I’m not sure what this blog will turn out to be.
At present the aim is to develop it as a record of a little of my own reading across the whole spectrum of medicine that I do as part of my continuing professional development (CPD) as a doctor in the UK so that I can easily access medical information tailored to my own needs anywhere I happen to be (I am a doctor in the UK). Much of the information is hidden in the “private” background of this blog so that I can access it easily when required.
I think, though, that I want it to be more than this. Increasingly, with diminishing resources and demographic change, it is going to be necessary for individuals to take increasing responsibility for their health and their care when ill. The need to become their own “EXPERT PATIENT,” is going to increase. So, perhaps I want this blog also to be a resource for others too, particularly for my family and friends. I hope, in time, as well as documenting much of my own reading for easy access, it will become a portal to many of the most reliable medical resources on the web amongst the background “noise” of other information ranging from the less reliable to downright dangerous.
An ICON somewhere in each post indicates the level of medical terminology required when reading the posts.
I have decided to stay anonymous for several reasons. One is that this blog is fundamentally for the benefit of myself, my family, and those who know me. Secondly, the version of the Hippocratic Oath that I took forbade advertising and I think there was a very good reason for this. I’m not sure that a named blog is not a quirky kind of advertising. So I am simply The Webwhisperer.
I have kept the comments section closed at the moment for several reasons, the main one being that I don’t really expect many people who can’t talk to me in person to read it.
I’ve no idea how often I’ll add information or whether I’ll find documenting everything too much of a burden when time is of the essence.
However, we’ll see.
If others who visit find the information here useful too, then do remember it is just a blog and nothing written here should never be regarded as a substitute for the care given by an experienced medical practitioner who has been thoroughly trained in taking the patient’s history, followed by examination, and doing appropriate investigations leading to an accurate diagnosis. Medical treatment can only be initiated once a diagnosis is made. So, please read the DISCLAIMER carefully.
UPDATE : January 2012
Since this blog was first started, my family circumstances have changed a lot and with that the blog itself is changing. It no longer has hidden information relating to my own continuing personal development as a doctor. Rather, it seems to be becoming a resource of reliable information for my own children, none of whom are medically qualified.
I am rather uneasy about the way the NHS in the UK is going. It is becoming increasingly reliant on protocols guiding members of staff who are no more qualified than my own children to make a medical diagnosis. Furthermore, many “pathways’ are being developed. Some of these seem sensible, but others appear to be a deliberate obstruction between GP and consultant i.e. the GP is, in certain circumstances, not permitted to refer a patient to the consultant of his/her choice, or indeed to any consultant. Instead patients are being diverted to other health care workers who have never been trained in diagnostic skills, and worse still, they don’t recognise they do not have these skills.

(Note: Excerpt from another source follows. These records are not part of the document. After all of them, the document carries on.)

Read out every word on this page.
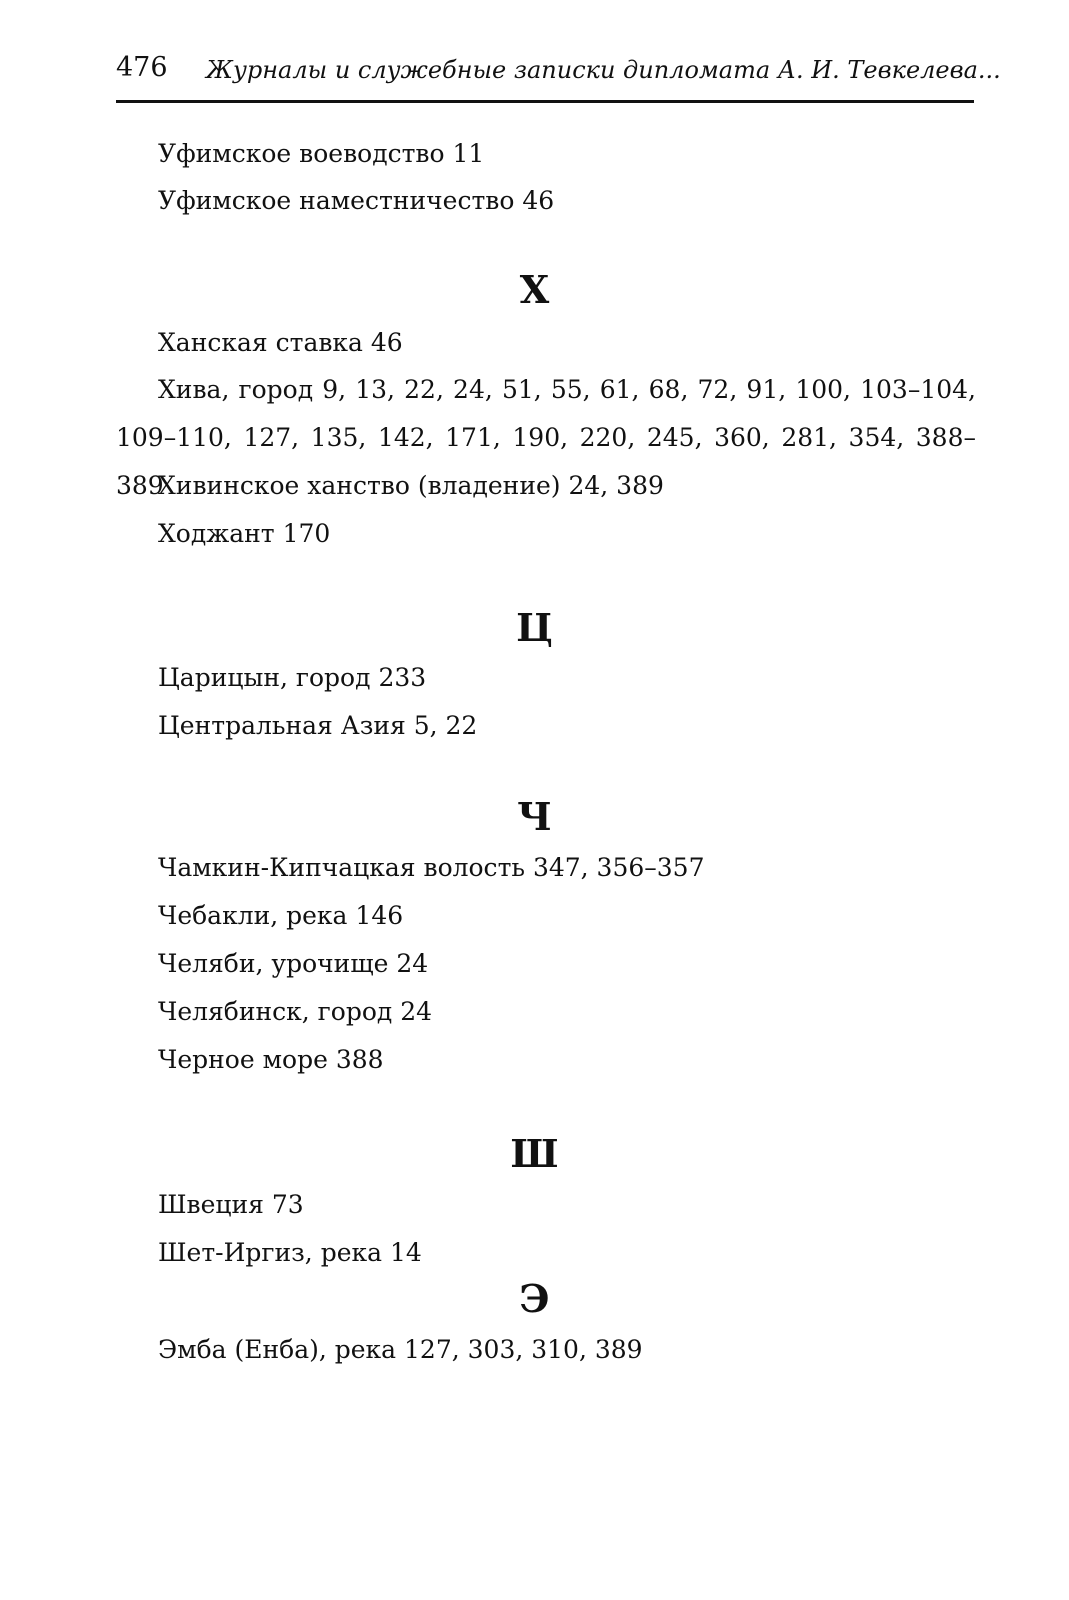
476 Журналы и служебные записки дипломата А. И. Тевкелева...
Уфимское воеводство 11
Уфимское наместничество 46
Х
Ханская ставка 46
Хива, город 9, 13, 22, 24, 51, 55, 61, 68, 72, 91, 100, 103–104, 109–110, 127, 135, 142, 171, 190, 220, 245, 360, 281, 354, 388–389
Хивинское ханство (владение) 24, 389
Ходжант 170
Ц
Царицын, город 233
Центральная Азия 5, 22
Ч
Чамкин-Кипчацкая волость 347, 356–357
Чебакли, река 146
Челяби, урочище 24
Челябинск, город 24
Черное море 388
Ш
Швеция 73
Шет-Иргиз, река 14
Э
Эмба (Енба), река 127, 303, 310, 389
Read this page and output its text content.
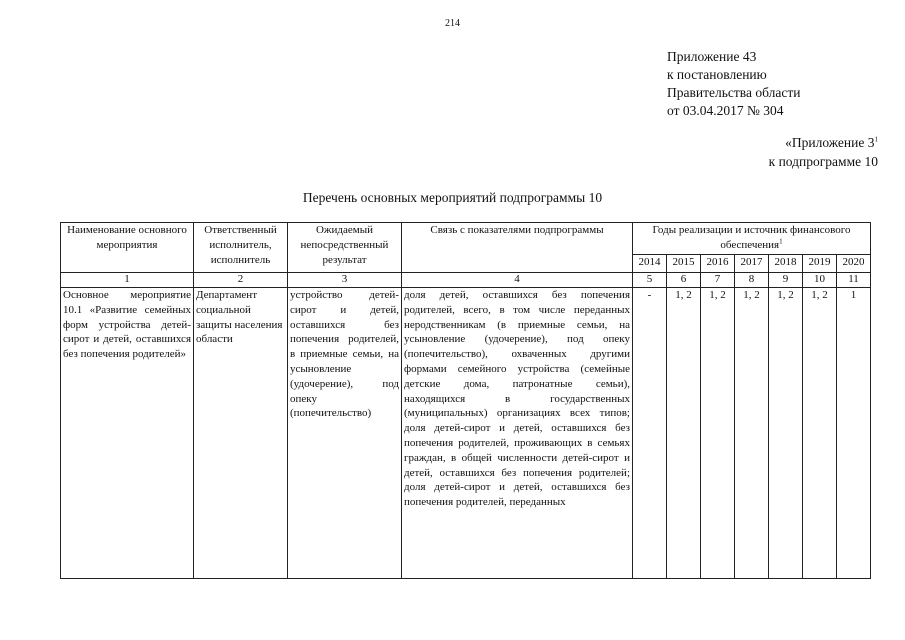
214
Приложение 43
к постановлению
Правительства области
от 03.04.2017 № 304
«Приложение $3^1$
к подпрограмме 10
Перечень основных мероприятий подпрограммы 10
Наименование основного мероприятия	Ответственный исполнитель, исполнитель	Ожидаемый непосредственный результат	Связь с показателями подпрограммы	Годы реализации и источник финансового обеспечения$^1$
				2014	2015	2016	2017	2018	2019	2020
1	2	3	4	5	6	7	8	9	10	11
Основное мероприятие 10.1 «Развитие семейных форм устройства детей-сирот и детей, оставшихся без попечения родителей»	Департамент социальной защиты населения области	устройство детей-сирот и детей, оставшихся без попечения родителей, в приемные семьи, на усыновление (удочерение), под опеку (попечительство)	доля детей, оставшихся без попечения родителей, всего, в том числе переданных неродственникам (в приемные семьи, на усыновление (удочерение), под опеку (попечительство), охваченных другими формами семейного устройства (семейные детские дома, патронатные семьи), находящихся в государственных (муниципальных) организациях всех типов; доля детей-сирот и детей, оставшихся без попечения родителей, проживающих в семьях граждан, в общей численности детей-сирот и детей, оставшихся без попечения родителей; доля детей-сирот и детей, оставшихся без попечения родителей, переданных	-	1, 2	1, 2	1, 2	1, 2	1, 2	1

Indeed a close family member recently was “fobbed off” by the system because it was “necessary” to enter one of these pathways that obstructed direct access from either GP to a consultant or from GP to the appropriate investigation. The Health Care Workers involved (there were several) made a wrong diagnosis. The patient was an outlier whose symptoms did not fit the tick boxes provided. These members of staff did not have the knowledge to interpret these symptoms and signs outwith the protocols they had been given. They should never have been given the responsibility of triaging patients by making their protocol driven diagnosis. The patient suffered several months of severe pain before a final diagnosis was made – out of necessity – in the private sector.
The diagnosis that was missed was a serious one.
I could tell of other similar stories but won’t because they do not involve my family directly.
If this patient from a doctor’s family fell through the system, how do patients fare who do not have a doctor in the family, and perhaps cannot afford £1000 to see a consultant who organised the appropriate investigations in order to make an accurate diagnosis?
This cannot be allowed to go on.
I want this blog to help my own children understand these deficiencies in the NHS and how to recognise them, work their way round them and challenge them if they ever need to.
I want them to understand the great care that the NHS can give too, and hope that care does not slip away with repeated reorganisations as the patient becomes regarded more and more as a commodity that can be bought and sold.
So, from now on, a new icon, a golden egg will be introduced from time to time. This will indicate a conversation with my children to help guide them through a healthcare system that has already failed some of them and other members of the family in various ways on several occasions.
However, I still believe with a few adjustments and much common sense, the NHS could become the best and most efficient healthcare system in the world.